Num outro 27 de Setembro, há 100 anos, o Diário de Lisboa contava em primeira página que um dos seus jornalistas, enviado à cadeia do Limoeiro, esbarrou com a inacessibilidade um pouco rude do doutor Pestana, director da prisão. “O dr. Pestana”, explica a notícia, “limitou-se a responder, secamente, que estava muito preocupado com um caso de grande importância passado no Limoeiro” e não podia distrair naquele momento a sua atenção. “O que será?”, interroga-se o redactor. “Que misterioso acontecimento teria solicitado, de tal maneira, a preciosa atenção do dr. Pestana?”.
Cem anos depois, na sequência de um outro ainda um pouco misterioso acontecimento, saiu de cena o director geral das prisões. Até que ponto terá a preciosa atenção do dr. Abrunhosa sido capturada pela circunstância ontem revelada, no Parlamento, pelo próprio, de não ter chegado à fala com a ministra por desconhecer o seu número de telefone?
Regressemos à primeira página do Diário de Lisboa de há cem anos: quem foi o dr. Pestana? Nesse dia em que o repórter esbarrou no muro das suas preocupações, o porto-santense Manuel Gregório Pestana Junior está a dois meses de aceitar a pasta das Finanças num governo de José Domingues dos Santos, empossado pelo presidente Manuel Teixeira Gomes. A República anda em bolandas e, não tarda, o dr. Pestana, entretanto envolvido na Revolta da Madeira, será deportado para Porto Santo. O republicano que, há cem anos, mergulhado em misteriosas preocupações, não recebeu no Limoeiro, com sorrisos, um repórter do Diário de Lisboa, viverá o bastante para saber de um filho militar envolvido na revolta de Beja e por isso enviado para o Aljube e para incutir valores republicanos ao neto António Garcia Pereira.
Nesse dia de há cem anos estará o dr. Pestana preso, ele próprio, no labirinto agónico da República ou mergulhado, atónito, nos desenvolvimentos da reportagem que o próprio Diário de Lisboa publicara na véspera sobre os, assim designados, “últimos atentados dinamitistas”.

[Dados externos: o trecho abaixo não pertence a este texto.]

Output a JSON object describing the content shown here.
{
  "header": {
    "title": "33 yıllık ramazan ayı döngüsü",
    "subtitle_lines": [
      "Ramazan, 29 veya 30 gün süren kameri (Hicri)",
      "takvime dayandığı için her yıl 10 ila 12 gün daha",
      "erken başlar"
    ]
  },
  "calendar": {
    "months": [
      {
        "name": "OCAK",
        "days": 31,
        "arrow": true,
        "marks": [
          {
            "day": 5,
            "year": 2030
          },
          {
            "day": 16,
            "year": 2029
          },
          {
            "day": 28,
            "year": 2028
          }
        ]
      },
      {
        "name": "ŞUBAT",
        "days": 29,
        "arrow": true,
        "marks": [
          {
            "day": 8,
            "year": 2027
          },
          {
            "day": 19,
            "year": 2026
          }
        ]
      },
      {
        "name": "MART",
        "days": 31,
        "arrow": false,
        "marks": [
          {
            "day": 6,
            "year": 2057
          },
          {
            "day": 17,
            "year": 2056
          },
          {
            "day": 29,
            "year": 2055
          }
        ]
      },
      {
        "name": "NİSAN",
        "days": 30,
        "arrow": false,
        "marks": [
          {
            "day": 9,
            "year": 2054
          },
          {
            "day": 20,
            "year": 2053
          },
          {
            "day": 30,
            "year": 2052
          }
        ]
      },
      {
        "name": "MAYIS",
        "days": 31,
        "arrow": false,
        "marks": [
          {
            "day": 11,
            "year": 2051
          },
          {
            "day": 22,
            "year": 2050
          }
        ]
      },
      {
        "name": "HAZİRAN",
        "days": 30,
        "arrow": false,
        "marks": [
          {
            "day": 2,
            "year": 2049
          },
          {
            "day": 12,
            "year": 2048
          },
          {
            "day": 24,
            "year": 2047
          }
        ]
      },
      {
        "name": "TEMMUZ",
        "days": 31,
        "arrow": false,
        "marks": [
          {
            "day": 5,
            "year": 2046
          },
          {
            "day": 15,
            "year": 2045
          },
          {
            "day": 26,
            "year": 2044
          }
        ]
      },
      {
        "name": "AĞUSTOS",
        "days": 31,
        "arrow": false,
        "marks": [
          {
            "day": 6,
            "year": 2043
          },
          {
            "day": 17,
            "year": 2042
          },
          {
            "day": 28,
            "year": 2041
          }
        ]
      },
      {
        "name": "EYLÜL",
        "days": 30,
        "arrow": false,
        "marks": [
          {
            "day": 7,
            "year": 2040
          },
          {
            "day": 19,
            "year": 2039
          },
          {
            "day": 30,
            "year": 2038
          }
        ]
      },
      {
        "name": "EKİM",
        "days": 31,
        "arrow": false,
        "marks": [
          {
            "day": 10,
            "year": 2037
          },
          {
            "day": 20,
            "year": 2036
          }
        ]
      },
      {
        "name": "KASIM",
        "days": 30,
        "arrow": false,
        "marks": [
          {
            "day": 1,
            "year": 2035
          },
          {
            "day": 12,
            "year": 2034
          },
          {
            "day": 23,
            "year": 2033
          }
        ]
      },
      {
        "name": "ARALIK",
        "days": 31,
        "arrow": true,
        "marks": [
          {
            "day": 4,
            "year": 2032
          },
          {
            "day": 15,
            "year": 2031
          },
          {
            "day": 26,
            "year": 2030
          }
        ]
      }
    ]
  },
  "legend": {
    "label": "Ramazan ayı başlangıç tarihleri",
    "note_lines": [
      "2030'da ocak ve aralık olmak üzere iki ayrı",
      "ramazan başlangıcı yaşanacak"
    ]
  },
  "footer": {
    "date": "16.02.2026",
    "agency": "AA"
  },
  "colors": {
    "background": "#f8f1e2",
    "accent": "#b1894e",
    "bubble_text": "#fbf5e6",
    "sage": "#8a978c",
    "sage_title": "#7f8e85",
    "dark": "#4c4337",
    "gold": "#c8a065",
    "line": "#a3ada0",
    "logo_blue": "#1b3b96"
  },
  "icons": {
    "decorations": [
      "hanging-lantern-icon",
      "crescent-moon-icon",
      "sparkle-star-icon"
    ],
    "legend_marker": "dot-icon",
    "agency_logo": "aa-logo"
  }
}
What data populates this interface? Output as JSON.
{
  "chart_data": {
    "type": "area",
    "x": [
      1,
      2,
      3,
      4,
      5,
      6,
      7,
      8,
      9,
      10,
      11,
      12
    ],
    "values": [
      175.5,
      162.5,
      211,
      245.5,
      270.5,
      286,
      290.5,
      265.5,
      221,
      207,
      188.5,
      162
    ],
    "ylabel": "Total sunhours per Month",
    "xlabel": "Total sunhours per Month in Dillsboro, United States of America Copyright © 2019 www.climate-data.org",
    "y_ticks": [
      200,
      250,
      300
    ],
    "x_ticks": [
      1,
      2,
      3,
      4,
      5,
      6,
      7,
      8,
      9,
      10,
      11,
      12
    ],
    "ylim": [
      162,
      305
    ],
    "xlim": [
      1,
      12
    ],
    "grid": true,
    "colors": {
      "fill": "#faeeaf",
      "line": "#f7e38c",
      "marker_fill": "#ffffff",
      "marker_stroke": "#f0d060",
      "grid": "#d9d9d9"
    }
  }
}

No dia em que, passam hoje cem anos, publica a nota de primeira página sobre o dr. Pestana, director da prisão do Limoeiro, o Diário de Lisboa pergunta, com não disfarçado alarme, a toda a largura da oitava e última: “Lisboa está dominada por um novo Ravachol?”
É que, explica a tituleira, só nesse setembro de há cem anos, rebentaram quarenta bombas sem que tivesse sido preso um único dinamitista. Não teria, apesar disso, o dr. Pestana, às moscas a cadeia onde Bocage e Garrett bateram com os costados e onde Laborinho Lúcio criou um Centro de Estudos com o propósito de que a ideia de Justiça prevaleça sobre a de Direito.
Seriam, certamente, de vária ordem as preocupações do dr. Pestana, nesses dias de grande turbulência. Possa ele ter sorrido, muitos anos depois, ao testemunhar o alvoroço do futuro neto quando este se confrontou, folheando o Tintin, com as imprecações do capitão Haddock, “com mil milhões de macacos!”, “com mil raios e trovões!”, “Ravachol!”